You may use Generative AI for this part of the assignment. But, note that LLMs tend to produce very “average” results. You will need to edit their responses to make them more interesting, or be creative with how you prompt the model.

You should develop a benchmark with at least 10 problems that test the strengths and limitations of your agent. You should also include both successful and unsuccessful interactions. In each benchmark, include a comment that describes why you’ve included it and how to worked to improve the agent’s performance on it.

Demo Thomas on Multi-Turn Conversations

You should use Generative AI for this part of the assignment.

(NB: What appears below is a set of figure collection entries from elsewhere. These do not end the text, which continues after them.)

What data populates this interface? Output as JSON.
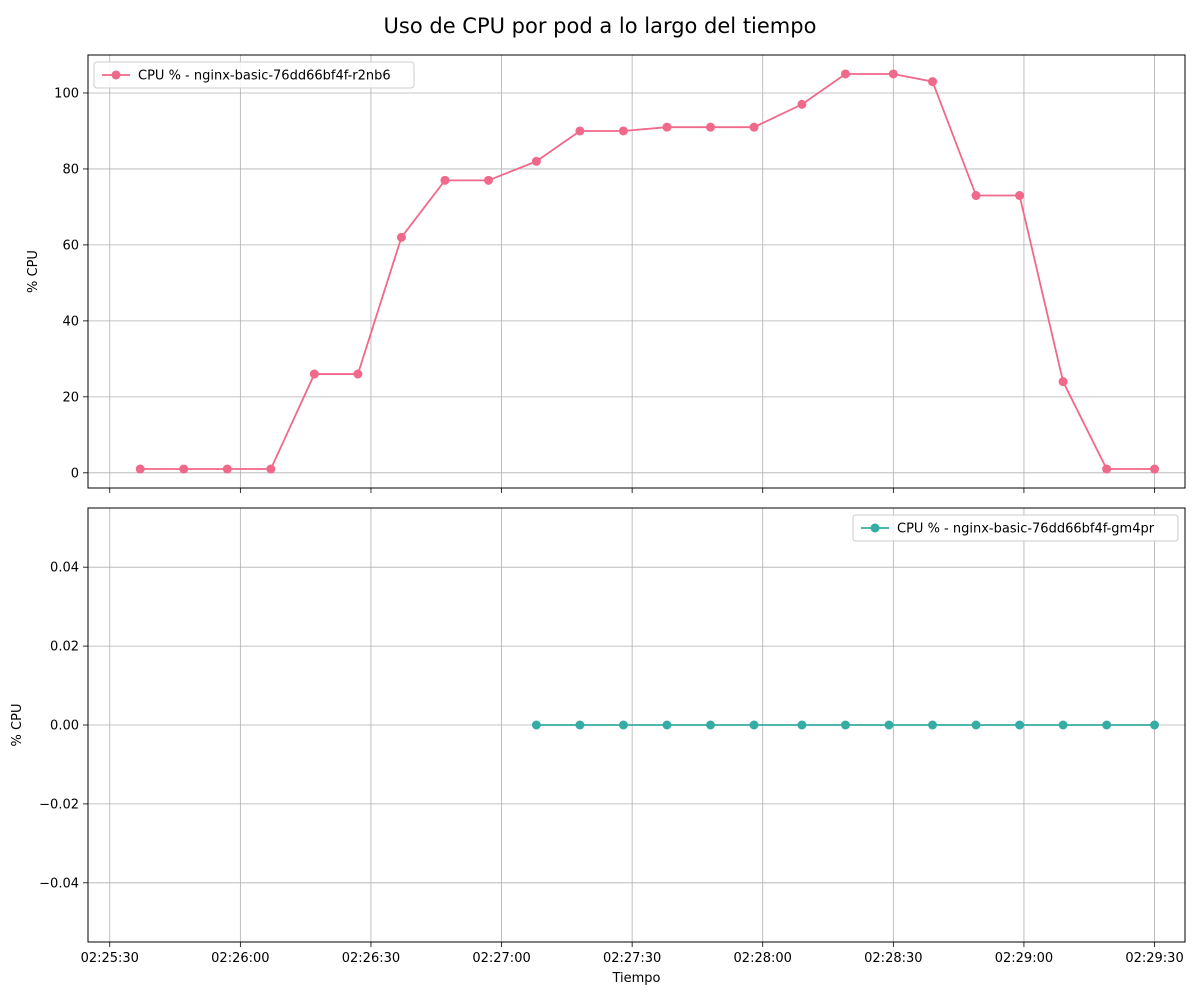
{
  "figure": {
    "title": "Uso de CPU por pod a lo largo del tiempo"
  },
  "chart_data": [
    {
      "type": "line",
      "title": "",
      "xlabel": "",
      "ylabel": "% CPU",
      "x_type": "time",
      "x_ticks": [
        "02:25:30",
        "02:26:00",
        "02:26:30",
        "02:27:00",
        "02:27:30",
        "02:28:00",
        "02:28:30",
        "02:29:00",
        "02:29:30"
      ],
      "x_tick_labels_shown": false,
      "xlim": [
        "02:25:25",
        "02:29:37"
      ],
      "ylim": [
        -4,
        110
      ],
      "y_ticks": [
        0,
        20,
        40,
        60,
        80,
        100
      ],
      "y_tick_labels": [
        "0",
        "20",
        "40",
        "60",
        "80",
        "100"
      ],
      "grid": true,
      "legend_position": "top-left",
      "series": [
        {
          "name": "CPU % - nginx-basic-76dd66bf4f-r2nb6",
          "color": "#f0688a",
          "marker": "circle",
          "x": [
            "02:25:37",
            "02:25:47",
            "02:25:57",
            "02:26:07",
            "02:26:17",
            "02:26:27",
            "02:26:37",
            "02:26:47",
            "02:26:57",
            "02:27:08",
            "02:27:18",
            "02:27:28",
            "02:27:38",
            "02:27:48",
            "02:27:58",
            "02:28:09",
            "02:28:19",
            "02:28:30",
            "02:28:39",
            "02:28:49",
            "02:28:59",
            "02:29:09",
            "02:29:19",
            "02:29:30"
          ],
          "y": [
            1,
            1,
            1,
            1,
            26,
            26,
            62,
            77,
            77,
            82,
            90,
            90,
            91,
            91,
            91,
            97,
            105,
            105,
            103,
            73,
            73,
            24,
            1,
            1
          ]
        }
      ]
    },
    {
      "type": "line",
      "title": "",
      "xlabel": "Tiempo",
      "ylabel": "% CPU",
      "x_type": "time",
      "x_ticks": [
        "02:25:30",
        "02:26:00",
        "02:26:30",
        "02:27:00",
        "02:27:30",
        "02:28:00",
        "02:28:30",
        "02:29:00",
        "02:29:30"
      ],
      "x_tick_labels": [
        "02:25:30",
        "02:26:00",
        "02:26:30",
        "02:27:00",
        "02:27:30",
        "02:28:00",
        "02:28:30",
        "02:29:00",
        "02:29:30"
      ],
      "xlim": [
        "02:25:25",
        "02:29:37"
      ],
      "ylim": [
        -0.055,
        0.055
      ],
      "y_ticks": [
        -0.04,
        -0.02,
        0.0,
        0.02,
        0.04
      ],
      "y_tick_labels": [
        "−0.04",
        "−0.02",
        "0.00",
        "0.02",
        "0.04"
      ],
      "grid": true,
      "legend_position": "top-right",
      "series": [
        {
          "name": "CPU % - nginx-basic-76dd66bf4f-gm4pr",
          "color": "#36ada4",
          "marker": "circle",
          "x": [
            "02:27:08",
            "02:27:18",
            "02:27:28",
            "02:27:38",
            "02:27:48",
            "02:27:58",
            "02:28:09",
            "02:28:19",
            "02:28:29",
            "02:28:39",
            "02:28:49",
            "02:28:59",
            "02:29:09",
            "02:29:19",
            "02:29:30"
          ],
          "y": [
            0,
            0,
            0,
            0,
            0,
            0,
            0,
            0,
            0,
            0,
            0,
            0,
            0,
            0,
            0
          ]
        }
      ]
    }
  ]
}
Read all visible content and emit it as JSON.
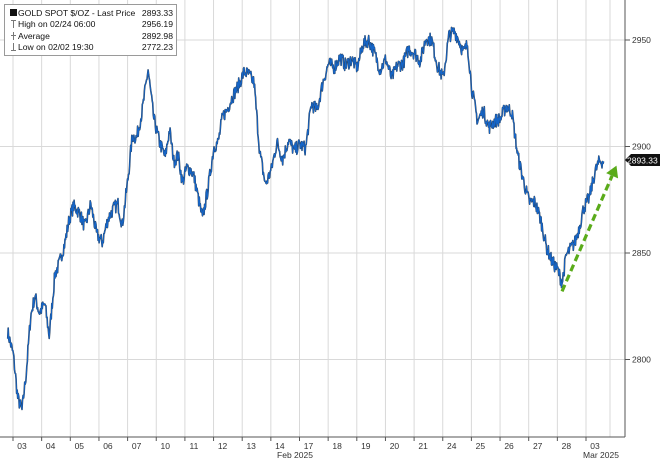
{
  "legend": {
    "title": "GOLD SPOT $/OZ - Last Price",
    "last_value": "2893.33",
    "high_label": "High on 02/24 06:00",
    "high_value": "2956.19",
    "average_label": "Average",
    "average_value": "2892.98",
    "low_label": "Low on 02/02 19:30",
    "low_value": "2772.23"
  },
  "colors": {
    "series": "#1565c8",
    "series_dark": "#0b1d33",
    "arrow": "#5aab1a",
    "grid": "#d9d9d9",
    "axis": "#555555"
  },
  "chart_data": {
    "type": "line",
    "title": "GOLD SPOT $/OZ - Last Price",
    "ylim": [
      2765,
      3000
    ],
    "yticks": [
      2800,
      2850,
      2900,
      2950
    ],
    "ytick_labels": [
      "2800",
      "2850",
      "2900",
      "2950"
    ],
    "xticks": [
      0,
      1,
      2,
      3,
      4,
      5,
      6,
      7,
      8,
      9,
      10,
      11,
      12,
      13,
      14,
      15,
      16,
      17,
      18,
      19,
      20
    ],
    "xtick_labels": [
      "03",
      "04",
      "05",
      "06",
      "07",
      "10",
      "11",
      "12",
      "13",
      "14",
      "17",
      "18",
      "19",
      "20",
      "21",
      "24",
      "25",
      "26",
      "27",
      "28",
      "03"
    ],
    "period_labels": [
      "Feb 2025",
      "Mar 2025"
    ],
    "last_price_label": "2893.33",
    "grid": true,
    "legend_position": "top-left",
    "series": [
      {
        "name": "GOLD SPOT $/OZ - Last Price",
        "x": [
          -0.5,
          -0.3,
          -0.15,
          0.0,
          0.15,
          0.3,
          0.45,
          0.6,
          0.8,
          0.95,
          1.15,
          1.3,
          1.5,
          1.65,
          1.8,
          2.0,
          2.2,
          2.4,
          2.6,
          2.8,
          3.0,
          3.2,
          3.35,
          3.5,
          3.7,
          3.85,
          4.0,
          4.2,
          4.4,
          4.6,
          4.8,
          5.0,
          5.15,
          5.3,
          5.45,
          5.6,
          5.75,
          5.9,
          6.0,
          6.15,
          6.3,
          6.5,
          6.7,
          6.85,
          7.0,
          7.15,
          7.3,
          7.45,
          7.6,
          7.75,
          7.9,
          8.1,
          8.3,
          8.5,
          8.7,
          8.9,
          9.1,
          9.3,
          9.5,
          9.7,
          9.9,
          10.1,
          10.3,
          10.5,
          10.7,
          10.9,
          11.1,
          11.3,
          11.5,
          11.7,
          11.9,
          12.1,
          12.3,
          12.5,
          12.7,
          12.9,
          13.1,
          13.3,
          13.5,
          13.7,
          13.9,
          14.1,
          14.3,
          14.5,
          14.7,
          14.9,
          15.1,
          15.25,
          15.4,
          15.55,
          15.7,
          15.9,
          16.1,
          16.3,
          16.5,
          16.7,
          16.9,
          17.1,
          17.3,
          17.5,
          17.7,
          17.9,
          18.1,
          18.3,
          18.5,
          18.7,
          18.85,
          19.0,
          19.15,
          19.3,
          19.45,
          19.6,
          19.8,
          20.0,
          20.15,
          20.3
        ],
        "y": [
          2813,
          2802,
          2782,
          2776,
          2794,
          2820,
          2830,
          2822,
          2826,
          2811,
          2840,
          2845,
          2855,
          2866,
          2872,
          2869,
          2862,
          2873,
          2859,
          2855,
          2866,
          2871,
          2873,
          2863,
          2885,
          2905,
          2904,
          2917,
          2936,
          2913,
          2902,
          2895,
          2908,
          2893,
          2896,
          2883,
          2890,
          2889,
          2886,
          2876,
          2866,
          2881,
          2900,
          2902,
          2914,
          2917,
          2922,
          2926,
          2930,
          2935,
          2934,
          2930,
          2897,
          2882,
          2889,
          2902,
          2894,
          2903,
          2898,
          2901,
          2899,
          2920,
          2917,
          2930,
          2939,
          2937,
          2942,
          2938,
          2941,
          2937,
          2948,
          2950,
          2944,
          2936,
          2941,
          2932,
          2938,
          2939,
          2946,
          2944,
          2940,
          2951,
          2950,
          2938,
          2932,
          2952,
          2954,
          2950,
          2944,
          2948,
          2927,
          2912,
          2917,
          2909,
          2912,
          2913,
          2919,
          2916,
          2896,
          2884,
          2874,
          2874,
          2866,
          2853,
          2846,
          2842,
          2836,
          2849,
          2852,
          2855,
          2862,
          2871,
          2876,
          2888,
          2893,
          2893
        ]
      }
    ],
    "annotation": {
      "type": "arrow",
      "from": [
        18.85,
        2832
      ],
      "to": [
        20.75,
        2891
      ],
      "color": "#5aab1a",
      "style": "dashed"
    }
  }
}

Build a GUI for Thomas. It can either run as a desktop application or a web-based application. If you’re going the web-based route, consider using Gradio. You should submit a PDF (e.g., created in Word or whatever) that shows screenshots of your application, along with text describing what you’re trying to show. Be sure to show off multi-turn interactions, and include both successful and unsuccessful interactions.

  1. Thomas Cook was a travel agency that invented the cookie-cutter vacation. 

  2. See 𝜏-bench for a benchmark of multi-turn LLM interactions. 

  3. This is an over-simplification. Your agent may be capable of performing multiple actions in a single response, but we are going to ignore that.